There's one input that supposedly reads a tap somehow.
The three outputs on the right are: Ramp, Latch, and Tap Tempo. The first two are just internal signals I brought out for testing while the magic all happens on the last one, "Tap Tempo".
This block was submitted by diystompboxes forum member "Slacker" who describes it somewhere in the middle of this gigantic thread. Slacker got to the FV-1 party before I did and came up with some innovative patches in a pedal he called "Babelfish".
One of them includes "tap tempo" delay which is tied to a specific hardware implementation whereby a couple resistors are added in series between the wiper of a pot and where it would normally connect to the FV-1's POT input pin.
See this schematic.
Here is Slacker's original tap tempo patch and the entire Babelfish project.
The general idea is that you count sample periods between debounced button pushes, represent this as a fractional number from 0 to 1, and then use that with the RMPA instruction, having allocated the entire RAM to a delay, to give you a delay time equal to the tap interval. In the SpinCAD world, you'd set up a delay (e.g. Triple Tap) and set that to use all the delay RAM (Delay Time = 1000 msec at 32768 Hz sampling frequency).
This 0 - 1 value could also go to the LFO Speed input of any block and then it would scale that LFO's speed proportionally. Would it match the tap interval? Actually to make that work you'd need to do a 1/X trick. Did I ever do that?
Err... no. I didn't. Not yet anyway. I never implemented Slacker's hardware idea so I actually do not know if it works.
So, the Tap Tempo block a bit special purpose in that regard. A consulting job I did used the ADCR input for tap detection since it was a mono in pedal. This guy already had the tap tempo code implemented by a previous consultant so I didn't modify it or pay much attention to it. I also didn't take any code out of there to put in SpinCAD!
It's nice to see that the FXCore chip has a dedicated tap tempo input.
As shown, the delay will jump abruptly from one setting to the next when it changes. You could add a smoother to the Tap 1 Delay time input to introduce some lag to the delay time changes. This will, of course, cause pitch bending. Something like that is better suited for LFO changes in my opinion, like the inertia of a Leslie speaker.

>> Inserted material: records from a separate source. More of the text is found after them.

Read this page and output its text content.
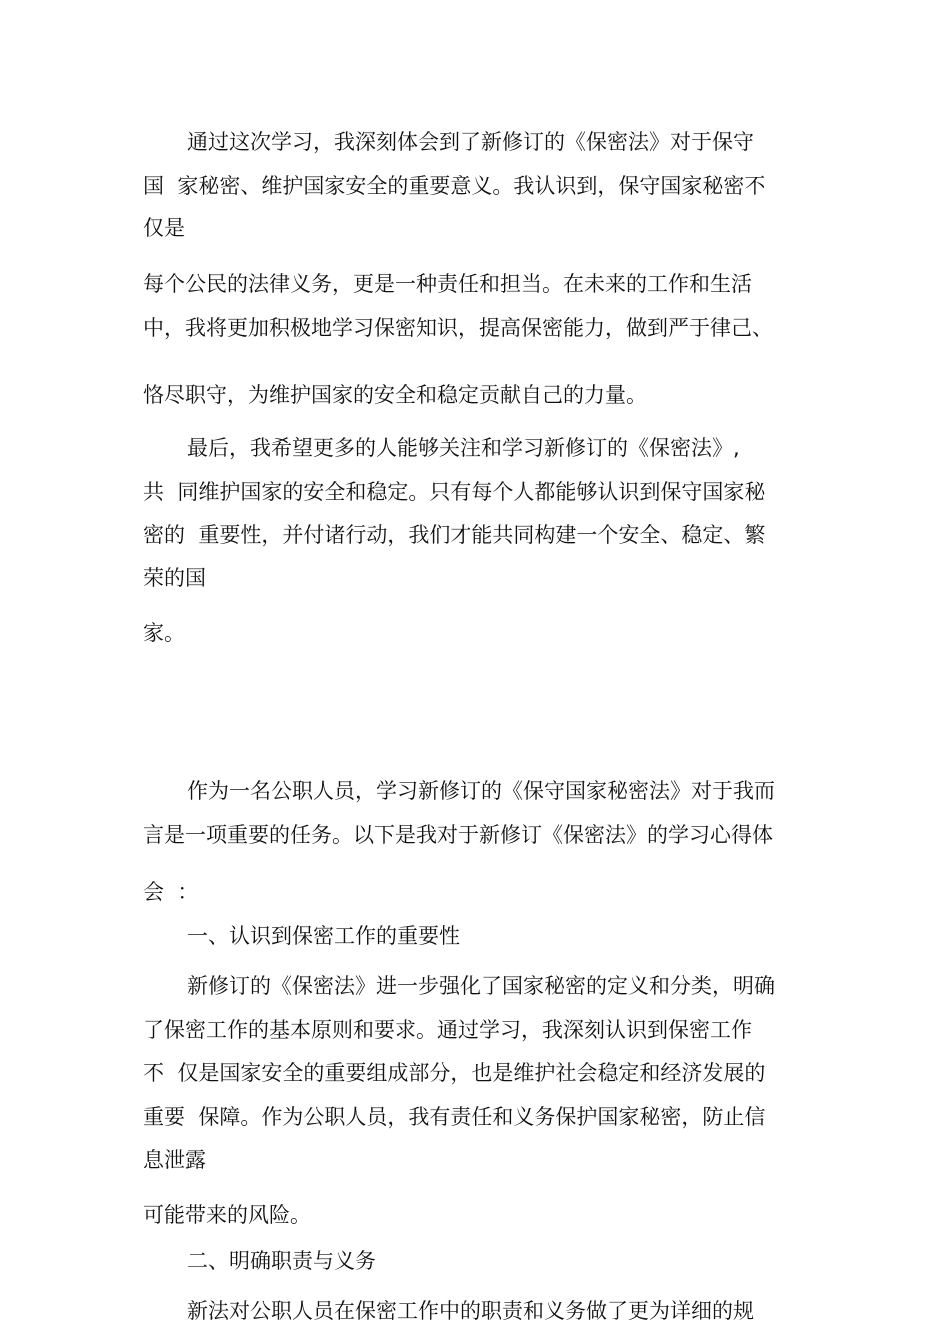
通过这次学习，我深刻体会到了新修订的《保密法》对于保守

国  家秘密、维护国家安全的重要意义。我认识到，保守国家秘密不

仅是

每个公民的法律义务，更是一种责任和担当。在未来的工作和生活

中，我将更加积极地学习保密知识，提高保密能力，做到严于律己、

恪尽职守，为维护国家的安全和稳定贡献自己的力量。

最后，我希望更多的人能够关注和学习新修订的《保密法》,

共  同维护国家的安全和稳定。只有每个人都能够认识到保守国家秘

密的  重要性，并付诸行动，我们才能共同构建一个安全、稳定、繁

荣的国

家。

作为一名公职人员，学习新修订的《保守国家秘密法》对于我而

言是一项重要的任务。以下是我对于新修订《保密法》的学习心得体

会  ：

一、认识到保密工作的重要性

新修订的《保密法》进一步强化了国家秘密的定义和分类，明确

了保密工作的基本原则和要求。通过学习，我深刻认识到保密工作

不  仅是国家安全的重要组成部分，也是维护社会稳定和经济发展的

重要  保障。作为公职人员，我有责任和义务保护国家秘密，防止信

息泄露

可能带来的风险。

二、明确职责与义务

新法对公职人员在保密工作中的职责和义务做了更为详细的规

There are delay implementations (for example, in the Faust libraries) that manage two delay taps internally and fade between them quickly when the control signal for delay time changes. This means you can change delay time on the fly all day long without pitch bending! I actually don't know what Slacker's full patch does without digging into it. On that one consulting job I did, I can tell you that this logic took a LOT of the FV-1's code so I wasn't motivated to try to make it into a block (starting from scratch, of course).